Fagin allait lui traduire ces expressions mystérieuses en langue vulgaire, et lui apprendre que cet assemblage de mots voulait dire : déportation à perpétuité. Mais tout à coup la conversation fut interrompue par l’entrée de Bates qui avait les mains dans les poches de son pantalon et une figure déconfite, qui aurait presque donné envie de rire.

« C’est fini, Fagin, dit Charlot, après une présentation réciproque avec Bolter.

— Que veux-tu dire ? demanda le juif, dont les lèvres tremblaient.

— On a trouvé le monsieur de la tabatière : deux ou trois témoins de plus sont venus déposer pour lui et le matois a été enregistré pour la traversée.
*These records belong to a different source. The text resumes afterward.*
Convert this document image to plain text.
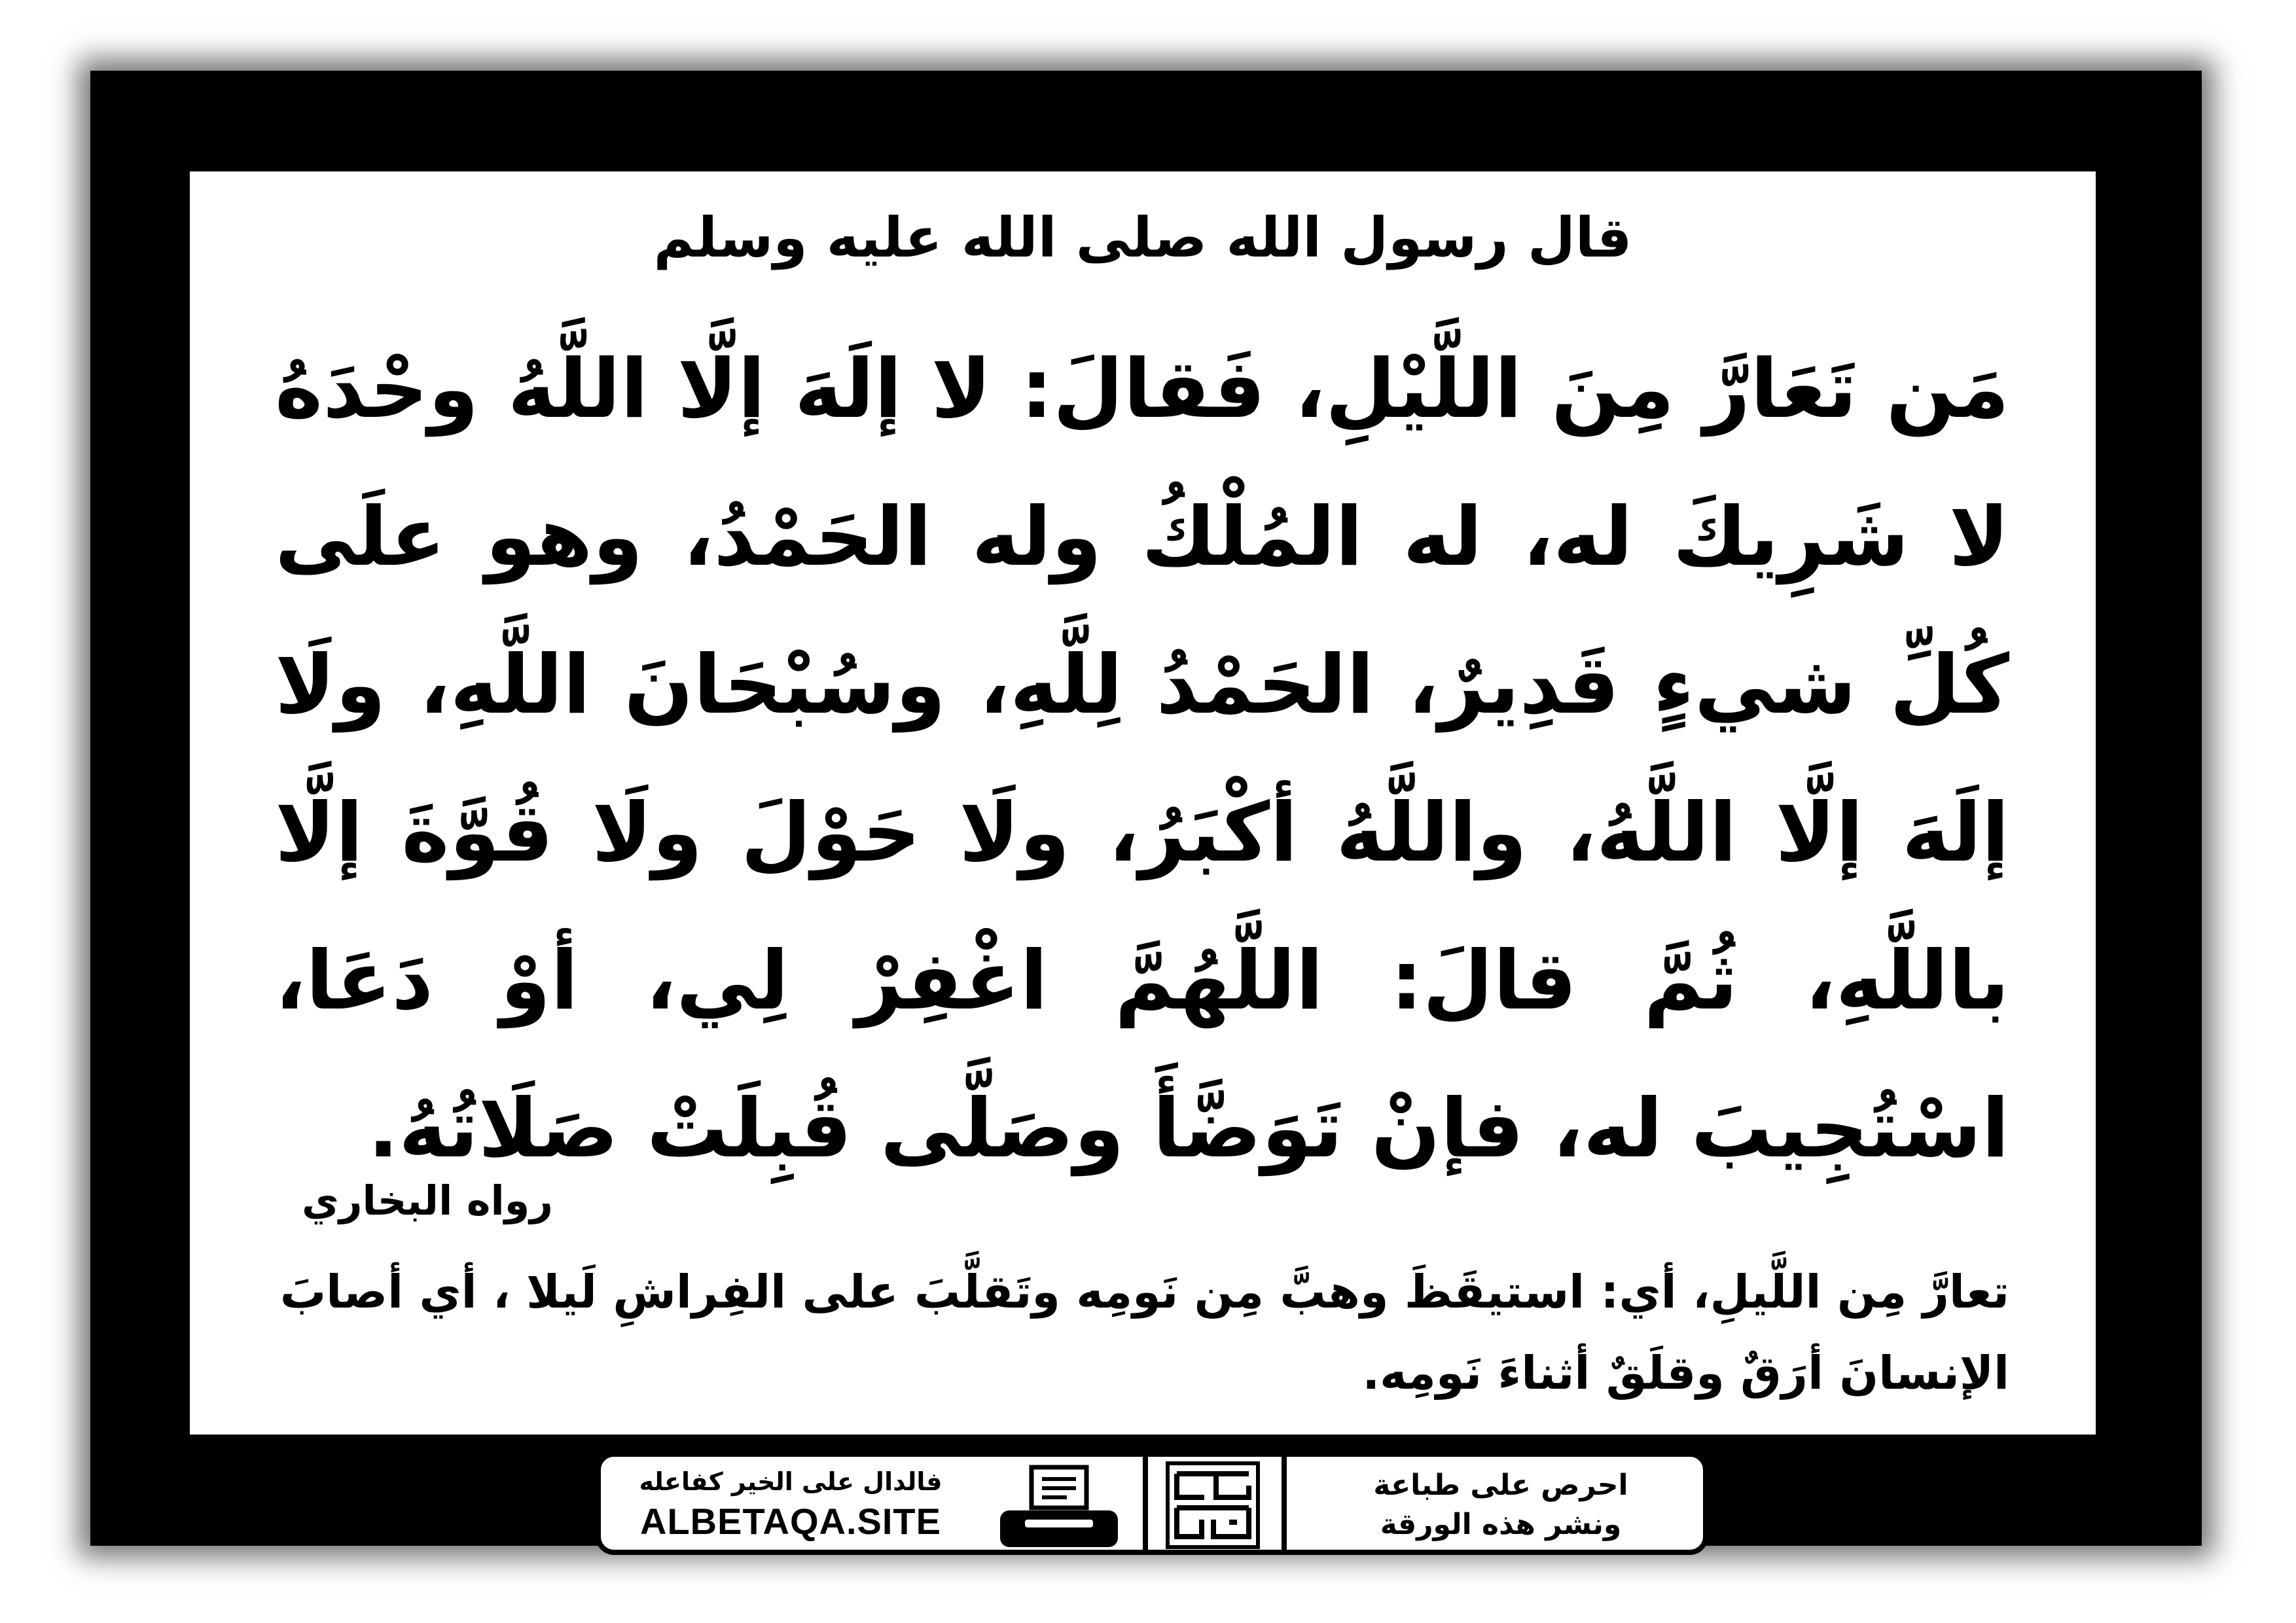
قال رسول الله صلى الله عليه وسلم

مَن تَعَارَّ مِنَ اللَّيْلِ، فَقالَ: لا إلَهَ إلَّا اللَّهُ وحْدَهُ لا شَرِيكَ له، له المُلْكُ وله الحَمْدُ، وهو علَى كُلِّ شيءٍ قَدِيرٌ، الحَمْدُ لِلَّهِ، وسُبْحَانَ اللَّهِ، ولَا إلَهَ إلَّا اللَّهُ، واللَّهُ أكْبَرُ، ولَا حَوْلَ ولَا قُوَّةَ إلَّا باللَّهِ، ثُمَّ قالَ: اللَّهُمَّ اغْفِرْ لِي، أوْ دَعَا، اسْتُجِيبَ له، فإنْ تَوَضَّأَ وصَلَّى قُبِلَتْ صَلَاتُهُ.

رواه البخاري

تعارَّ مِن اللَّيلِ، أي: استيقَظَ وهبَّ مِن نَومِه وتَقلَّبَ على الفِراشِ لَيلا ، أي أصابَ الإنسانَ أرَقٌ وقلَقٌ أثناءَ نَومِه.

فالدال على الخير كفاعله
ALBETAQA.SITE
احرص على طباعة
ونشر هذه الورقة
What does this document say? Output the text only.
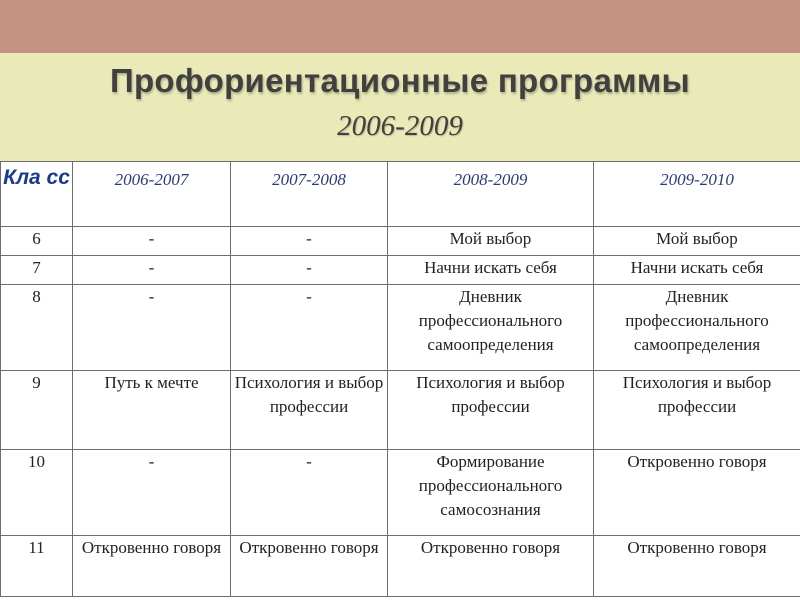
Профориентационные программы
2006-2009
Кла сс	2006-2007	2007-2008	2008-2009	2009-2010
6	-	-	Мой выбор	Мой выбор
7	-	-	Начни искать себя	Начни искать себя
8	-	-	Дневник профессионального самоопределения	Дневник профессионального самоопределения
9	Путь к мечте	Психология и выбор профессии	Психология и выбор профессии	Психология и выбор профессии
10	-	-	Формирование профессионального самосознания	Откровенно говоря
11	Откровенно говоря	Откровенно говоря	Откровенно говоря	Откровенно говоря
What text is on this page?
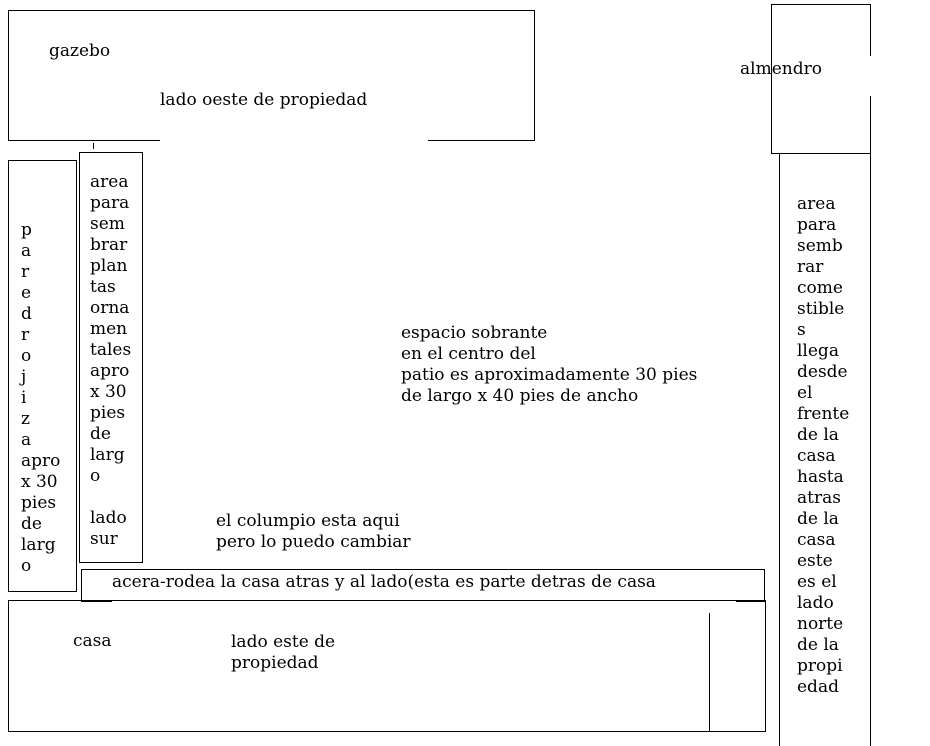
gazebo
lado oeste de propiedad
almendro
p
a
r
e
d
r
o
j
i
z
a
apro
x 30
pies
de
larg
o
area
para
sem
brar
plan
tas
orna
men
tales
apro
x 30
pies
de
larg
o

lado
sur
area
para
semb
rar
come
stible
s
llega
desde
el
frente
de la
casa
hasta
atras
de la
casa
este
es el
lado
norte
de la
propi
edad
espacio sobrante
en el centro del
patio es aproximadamente 30 pies
de largo x 40 pies de ancho
el columpio esta aqui
pero lo puedo cambiar
acera-rodea la casa atras y al lado(esta es parte detras de casa
casa	lado este de
propiedad
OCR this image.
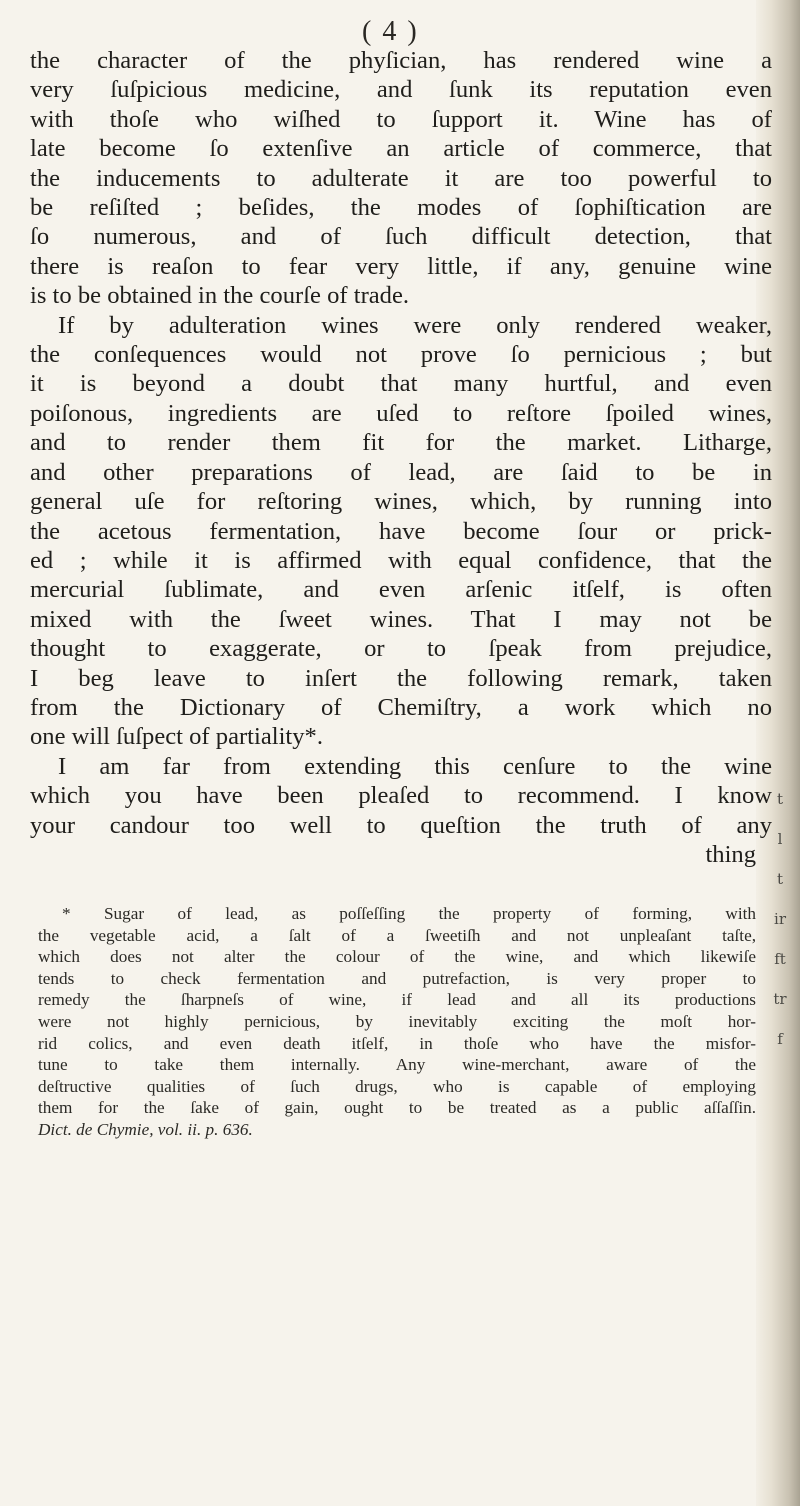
t
l
t
ir
ft
tr
f
( 4 )

the character of the phyſician, has rendered wine a
very ſuſpicious medicine, and ſunk its reputation even
with thoſe who wiſhed to ſupport it. Wine has of
late become ſo extenſive an article of commerce, that
the inducements to adulterate it are too powerful to
be reſiſted ; beſides, the modes of ſophiſtication are
ſo numerous, and of ſuch difficult detection, that
there is reaſon to fear very little, if any, genuine wine
is to be obtained in the courſe of trade.

If by adulteration wines were only rendered weaker,
the conſequences would not prove ſo pernicious ; but
it is beyond a doubt that many hurtful, and even
poiſonous, ingredients are uſed to reſtore ſpoiled wines,
and to render them fit for the market. Litharge,
and other preparations of lead, are ſaid to be in
general uſe for reſtoring wines, which, by running into
the acetous fermentation, have become ſour or prick-
ed ; while it is affirmed with equal confidence, that the
mercurial ſublimate, and even arſenic itſelf, is often
mixed with the ſweet wines. That I may not be
thought to exaggerate, or to ſpeak from prejudice,
I beg leave to inſert the following remark, taken
from the Dictionary of Chemiſtry, a work which no
one will ſuſpect of partiality*.

I am far from extending this cenſure to the wine
which you have been pleaſed to recommend. I know
your candour too well to queſtion the truth of any
thing

* Sugar of lead, as poſſeſſing the property of forming, with
the vegetable acid, a ſalt of a ſweetiſh and not unpleaſant taſte,
which does not alter the colour of the wine, and which likewiſe
tends to check fermentation and putrefaction, is very proper to
remedy the ſharpneſs of wine, if lead and all its productions
were not highly pernicious, by inevitably exciting the moſt hor-
rid colics, and even death itſelf, in thoſe who have the misfor-
tune to take them internally. Any wine-merchant, aware of the
deſtructive qualities of ſuch drugs, who is capable of employing
them for the ſake of gain, ought to be treated as a public aſſaſſin.
Dict. de Chymie, vol. ii. p. 636.
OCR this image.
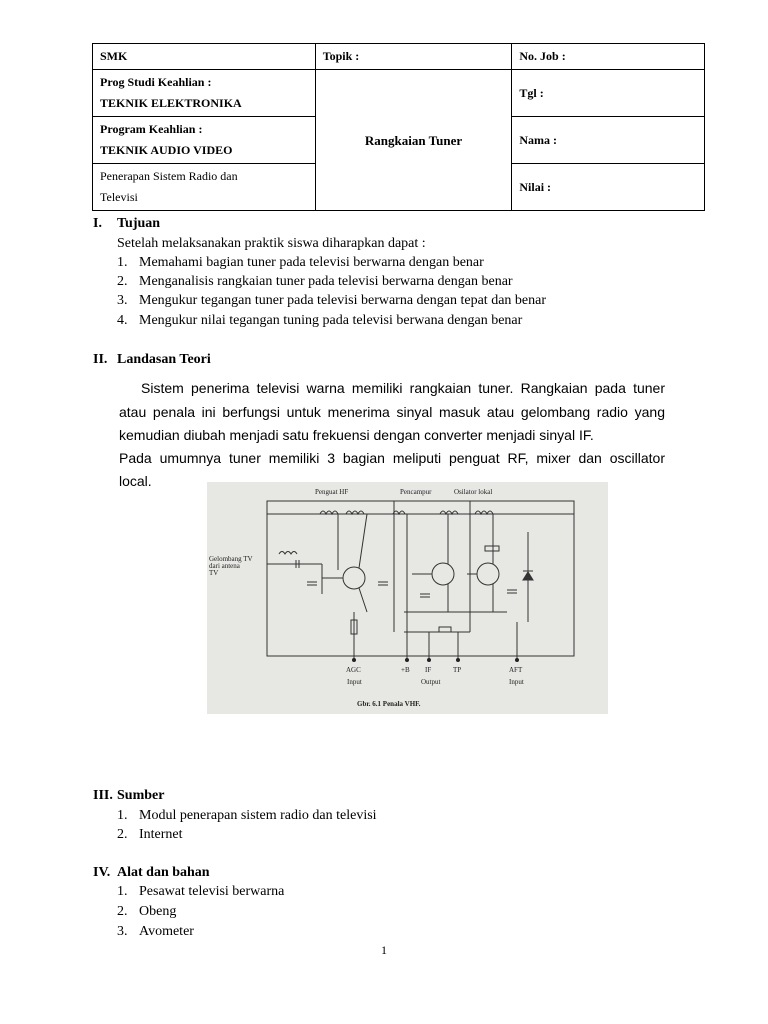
SMK	Topik :	No. Job :

Prog Studi Keahlian :
TEKNIK ELEKTRONIKA	Rangkaian Tuner	Tgl :

Program Keahlian :
TEKNIK AUDIO VIDEO		Nama :

Penerapan Sistem Radio dan
Televisi		Nilai :
I. Tujuan
Setelah melaksanakan praktik siswa diharapkan dapat :
1. Memahami bagian tuner pada televisi berwarna dengan benar
2. Menganalisis rangkaian tuner pada televisi berwarna dengan benar
3. Mengukur tegangan tuner pada televisi berwarna dengan tepat dan benar
4. Mengukur nilai tegangan tuning pada televisi berwana dengan benar
II. Landasan Teori
Sistem penerima televisi warna memiliki rangkaian tuner. Rangkaian pada tuner atau penala ini berfungsi untuk menerima sinyal masuk atau gelombang radio yang kemudian diubah menjadi satu frekuensi dengan converter menjadi sinyal IF.
Pada umumnya tuner memiliki 3 bagian meliputi penguat RF, mixer dan oscillator
local.
Penguat HF	Pencampur	Osilator lokal
Gelombang TV
dari antena
TV
AGC
Input
+B IF	TP
Output
AFT
Input
Gbr. 6.1 Penala VHF.
III. Sumber
1. Modul penerapan sistem radio dan televisi
2. Internet
IV. Alat dan bahan
1. Pesawat televisi berwarna
2. Obeng
3. Avometer
1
Vous n’avez plus qu’à me commander des habits de deuil et un crêpe à mon chapeau pour aller le voir avant qu’il s’embarque. Dire que Jack Dawkins, le fin Jack, le malin des malins, là… n’y a pas à dire… pour une mauvaise tabatière de deux sous et demi… Je n’aurais jamais cru qu’on lui fît faire ce voyage à moins d’une montre avec sa chaîne et ses breloques, et encore ! oh ! pourquoi n’a-t-il pas volé la fortune d’un vieux grippe-sou, il serait parti comme un monsieur, et non pas comme un filou vulgaire, sans honneur et sans gloire. »

Après cette oraison funèbre si douloureuse et si pathétique sur le sort de son ami infortuné, Bates alla s’asseoir sur une chaise, de l’air le plus triste et le plus abattu du monde.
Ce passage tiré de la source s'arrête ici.